I read your letter and your position statements with interest as I share many of the same concerns. The Labour Party has made a commitment to take a cross-departmental approach in addressing mental health challenges, and this is especially true when it comes to the impact of DWP policies on mental health. Many of the emails I have received since my appointment echo this.

Just before Christmas I opened Labour’s Opposition Day Speech on mental health, and highlighted a number of the things you mention in your letter, including capability assessments and benefit sanctions, and the fact that a majority of people on the Work Programme told Mind it made their mental health worse. You can watch it here.

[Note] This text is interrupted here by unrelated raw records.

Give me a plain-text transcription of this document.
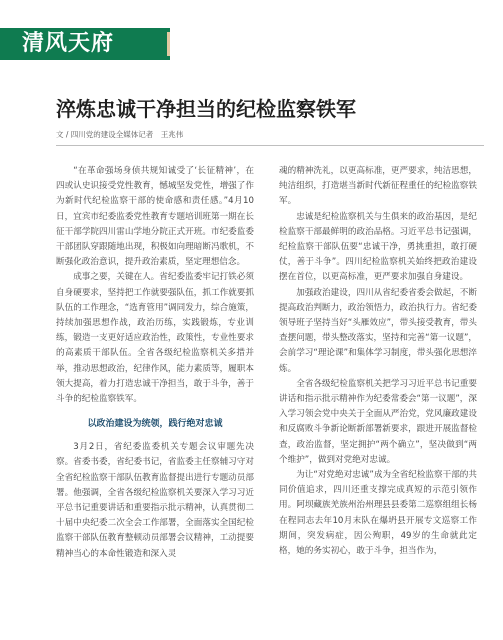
清风天府
淬炼忠诚干净担当的纪检监察铁军
文 / 四川党的建设全媒体记者　王兆伟

“在革命强场身侦共规知诚受了‘长征精神’，在四或认史识接受党性教育，憾城坚发党性，增强了作为新时代纪检监察干部的使命感和责任感。”4月10日，宜宾市纪委监委党性教育专题培训班第一期在长征干部学院四川雷山学地分院正式开班。市纪委监委干部团队穿跟随地出现，积极如向理暗断冯歌机，不断强化政治意识，提升政治素质，坚定理想信念。

成事之要，关键在人。省纪委监委牢记打铁必须自身硬要求，坚持把工作就要强队伍，抓工作就要抓队伍的工作理念，“选育管用”调同发力，综合施策，持续加强思想作战，政治历练，实践锻炼，专业训练，锻造一支更好适应政治性，政策性，专业性要求的高素质干部队伍。全省各级纪检监察机关多措并举，推动思想政治，纪律作风，能力素质等，履职本领大提高，着力打造忠诚干净担当，敢于斗争，善于斗争的纪检监察铁军。

以政治建设为统领，践行绝对忠诚

3月2日，省纪委监委机关专题会议审题先决察。省委书委，省纪委书记，省监委主任察辅习守对全省纪检监察干部队伍教育监督提出进行专题动员部署。他强调，全省各级纪检监察机关要深入学习习近平总书记重要讲话和重要指示批示精神，认真贯彻二十届中央纪委二次全会工作部署，全面落实全国纪检监察干部队伍教育整顿动员部署会议精神，工动提要精神当心的本命性锻造和深入灵

魂的精神洗礼，以更高标准，更严要求，纯洁思想，纯洁组织，打造堪当新时代新征程重任的纪检监察铁军。

忠诚是纪检监察机关与生俱来的政治基因，是纪检监察干部最鲜明的政治品格。习近平总书记强调，纪检监察干部队伍要“忠诚干净，勇挑重担，敢打硬仗，善于斗争”。四川纪检监察机关始终把政治建设摆在首位，以更高标准，更严要求加强自身建设。

加强政治建设，四川从省纪委省委会做起，不断提高政治判断力，政治领悟力，政治执行力。省纪委领导班子坚持当好“头雁效应”，带头接受教育，带头查摆问题，带头整改落实，坚持和完善“第一议题”，会前学习“理论课”和集体学习制度，带头强化思想淬炼。

全省各级纪检监察机关把学习习近平总书记重要讲话和指示批示精神作为纪委常委会“第一议题”，深入学习领会党中央关于全面从严治党，党风廉政建设和反腐败斗争新论断新部署新要求，跟进开展监督检查，政治监督，坚定拥护“两个确立”，坚决做到“两个维护”，做到对党绝对忠诚。

为让“对党绝对忠诚”成为全省纪检监察干部的共同价值追求，四川还重支撑完成真短的示范引领作用。阿坝藏族羌族州治州理县县委第二巡察组组长杨在程同志去年10月末队在爆坍县开展专文巡察工作期间，突发病症，因公殉职，49岁的生命就此定格，她的务实初心，敢于斗争，担当作为，
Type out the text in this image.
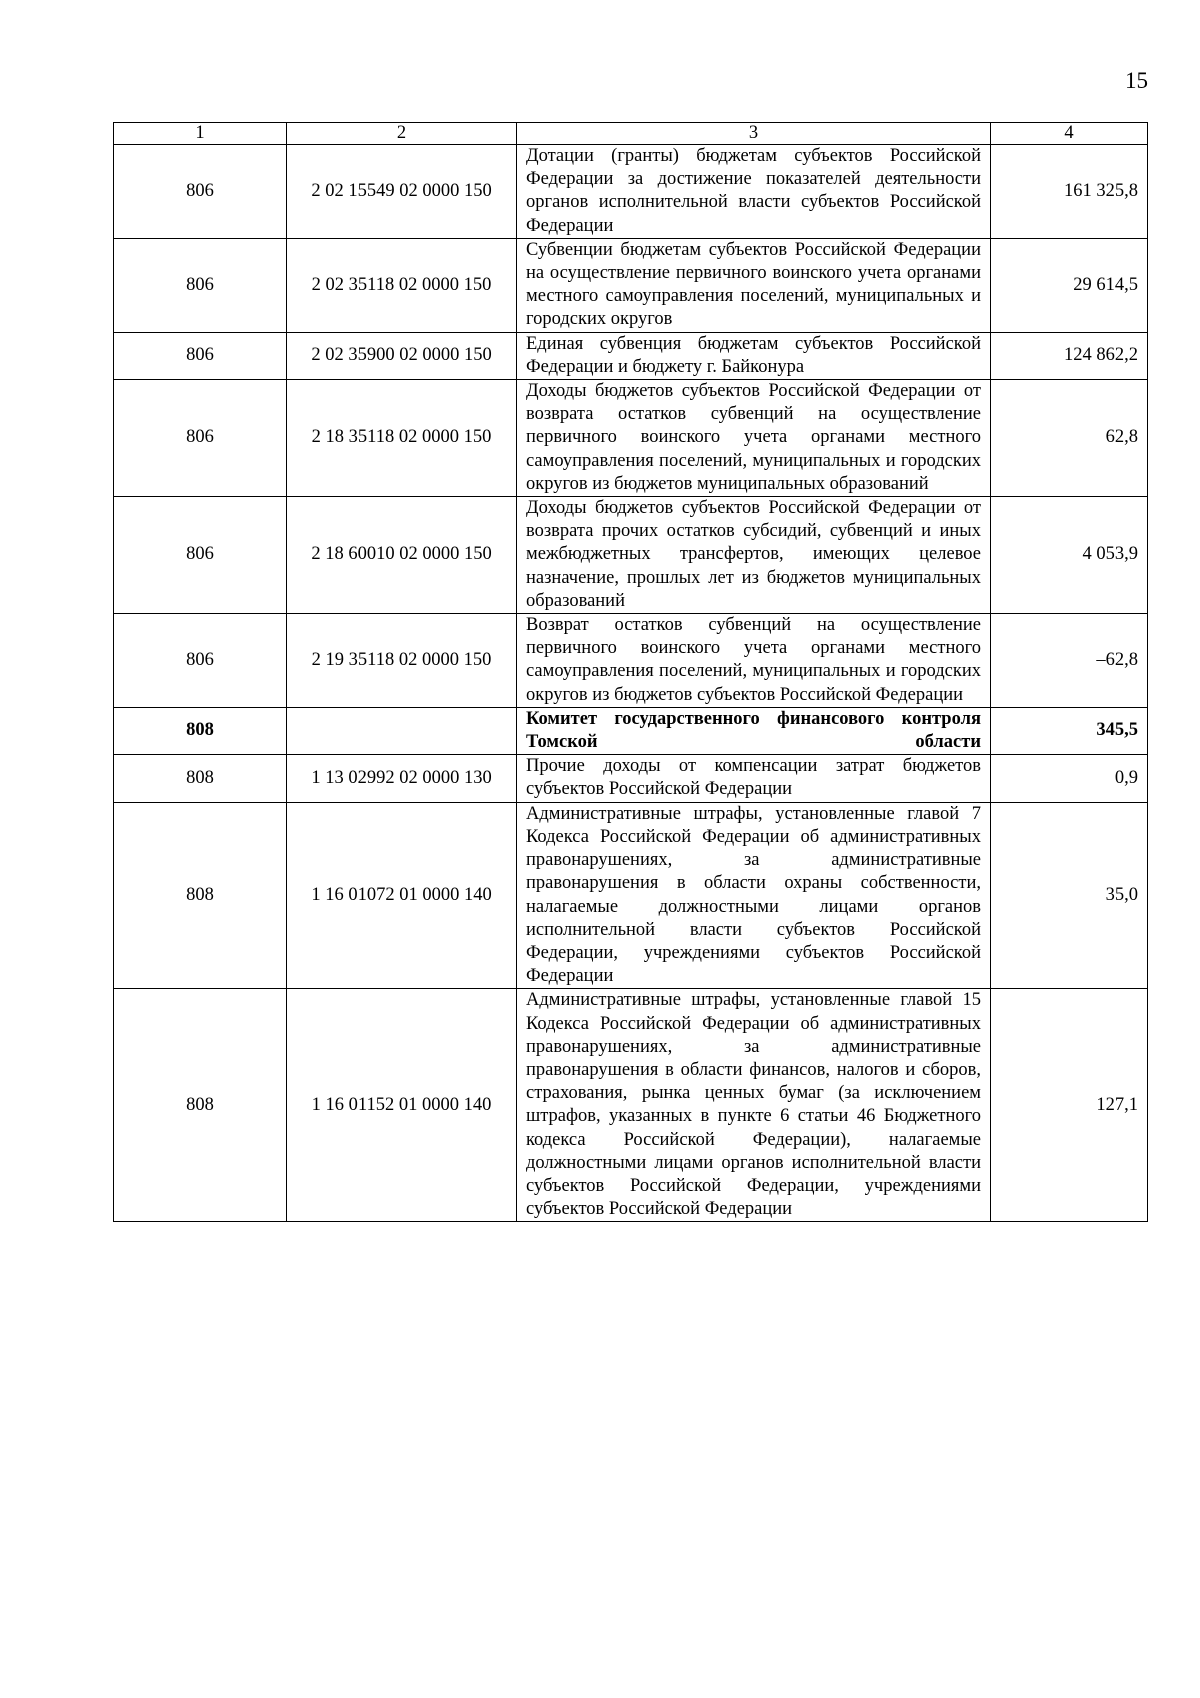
15
1	2	3	4
806	2 02 15549 02 0000 150	Дотации (гранты) бюджетам субъектов Российской Федерации за достижение показателей деятельности органов исполнительной власти субъектов Российской Федерации	161 325,8
806	2 02 35118 02 0000 150	Субвенции бюджетам субъектов Российской Федерации на осуществление первичного воинского учета органами местного самоуправления поселений, муниципальных и городских округов	29 614,5
806	2 02 35900 02 0000 150	Единая субвенция бюджетам субъектов Российской Федерации и бюджету г. Байконура	124 862,2
806	2 18 35118 02 0000 150	Доходы бюджетов субъектов Российской Федерации от возврата остатков субвенций на осуществление первичного воинского учета органами местного самоуправления поселений, муниципальных и городских округов из бюджетов муниципальных образований	62,8
806	2 18 60010 02 0000 150	Доходы бюджетов субъектов Российской Федерации от возврата прочих остатков субсидий, субвенций и иных межбюджетных трансфертов, имеющих целевое назначение, прошлых лет из бюджетов муниципальных образований	4 053,9
806	2 19 35118 02 0000 150	Возврат остатков субвенций на осуществление первичного воинского учета органами местного самоуправления поселений, муниципальных и городских округов из бюджетов субъектов Российской Федерации	–62,8
808		Комитет государственного финансового контроля Томской области	345,5
808	1 13 02992 02 0000 130	Прочие доходы от компенсации затрат бюджетов субъектов Российской Федерации	0,9
808	1 16 01072 01 0000 140	Административные штрафы, установленные главой 7 Кодекса Российской Федерации об административных правонарушениях, за административные правонарушения в области охраны собственности, налагаемые должностными лицами органов исполнительной власти субъектов Российской Федерации, учреждениями субъектов Российской Федерации	35,0
808	1 16 01152 01 0000 140	Административные штрафы, установленные главой 15 Кодекса Российской Федерации об административных правонарушениях, за административные правонарушения в области финансов, налогов и сборов, страхования, рынка ценных бумаг (за исключением штрафов, указанных в пункте 6 статьи 46 Бюджетного кодекса Российской Федерации), налагаемые должностными лицами органов исполнительной власти субъектов Российской Федерации, учреждениями субъектов Российской Федерации	127,1
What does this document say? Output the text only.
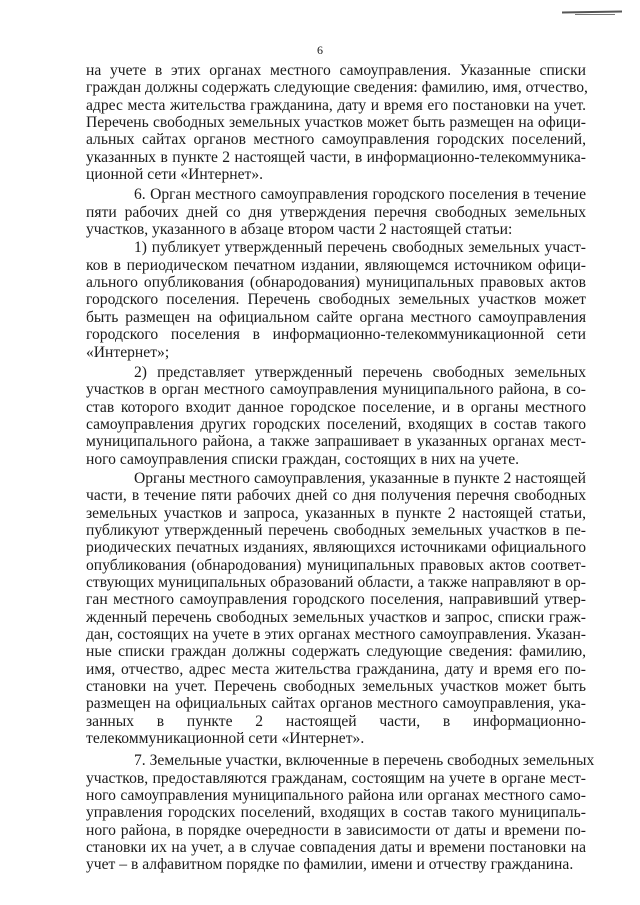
6
на учете в этих органах местного самоуправления. Указанные списки
граждан должны содержать следующие сведения: фамилию, имя, отчество,
адрес места жительства гражданина, дату и время его постановки на учет.
Перечень свободных земельных участков может быть размещен на офици-
альных сайтах органов местного самоуправления городских поселений,
указанных в пункте 2 настоящей части, в информационно-телекоммуника-
ционной сети «Интернет».
6. Орган местного самоуправления городского поселения в течение
пяти рабочих дней со дня утверждения перечня свободных земельных
участков, указанного в абзаце втором части 2 настоящей статьи:
1) публикует утвержденный перечень свободных земельных участ-
ков в периодическом печатном издании, являющемся источником офици-
ального опубликования (обнародования) муниципальных правовых актов
городского поселения. Перечень свободных земельных участков может
быть размещен на официальном сайте органа местного самоуправления
городского поселения в информационно-телекоммуникационной сети
«Интернет»;
2) представляет утвержденный перечень свободных земельных
участков в орган местного самоуправления муниципального района, в со-
став которого входит данное городское поселение, и в органы местного
самоуправления других городских поселений, входящих в состав такого
муниципального района, а также запрашивает в указанных органах мест-
ного самоуправления списки граждан, состоящих в них на учете.
Органы местного самоуправления, указанные в пункте 2 настоящей
части, в течение пяти рабочих дней со дня получения перечня свободных
земельных участков и запроса, указанных в пункте 2 настоящей статьи,
публикуют утвержденный перечень свободных земельных участков в пе-
риодических печатных изданиях, являющихся источниками официального
опубликования (обнародования) муниципальных правовых актов соответ-
ствующих муниципальных образований области, а также направляют в ор-
ган местного самоуправления городского поселения, направивший утвер-
жденный перечень свободных земельных участков и запрос, списки граж-
дан, состоящих на учете в этих органах местного самоуправления. Указан-
ные списки граждан должны содержать следующие сведения: фамилию,
имя, отчество, адрес места жительства гражданина, дату и время его по-
становки на учет. Перечень свободных земельных участков может быть
размещен на официальных сайтах органов местного самоуправления, ука-
занных в пункте 2 настоящей части, в информационно-
телекоммуникационной сети «Интернет».
7. Земельные участки, включенные в перечень свободных земельных
участков, предоставляются гражданам, состоящим на учете в органе мест-
ного самоуправления муниципального района или органах местного само-
управления городских поселений, входящих в состав такого муниципаль-
ного района, в порядке очередности в зависимости от даты и времени по-
становки их на учет, а в случае совпадения даты и времени постановки на
учет – в алфавитном порядке по фамилии, имени и отчеству гражданина.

I have also been using Parliamentary Questions to probe the Government’s policies, including on the services in Job Centres that you mentioned.
Currently, I am working with John Healey to ensure Labour’s policies on housing and homelessness are developed with mental health in mind.

The point you raised about volunteering having a detrimental impact on welfare claims is a concerning one, and something I plan to ask the Government to clarify their position.

My immediate priority is to hold ministers to account for their broken promises on mental health, and to speak up for people who are being let down. Thank you for sharing your ideas with me which I will feed in to the work I continue to do to hold the Government to account. We must work together to tackle taboos, challenge stigma, and redesign services to match the needs of so many people.

In the coming weeks and months I may circulate updates of what I have been doing in my shadow ministerial role on mental health. Please let me know if you would not like to be included in this mailing list.

Thank you again for getting in touch.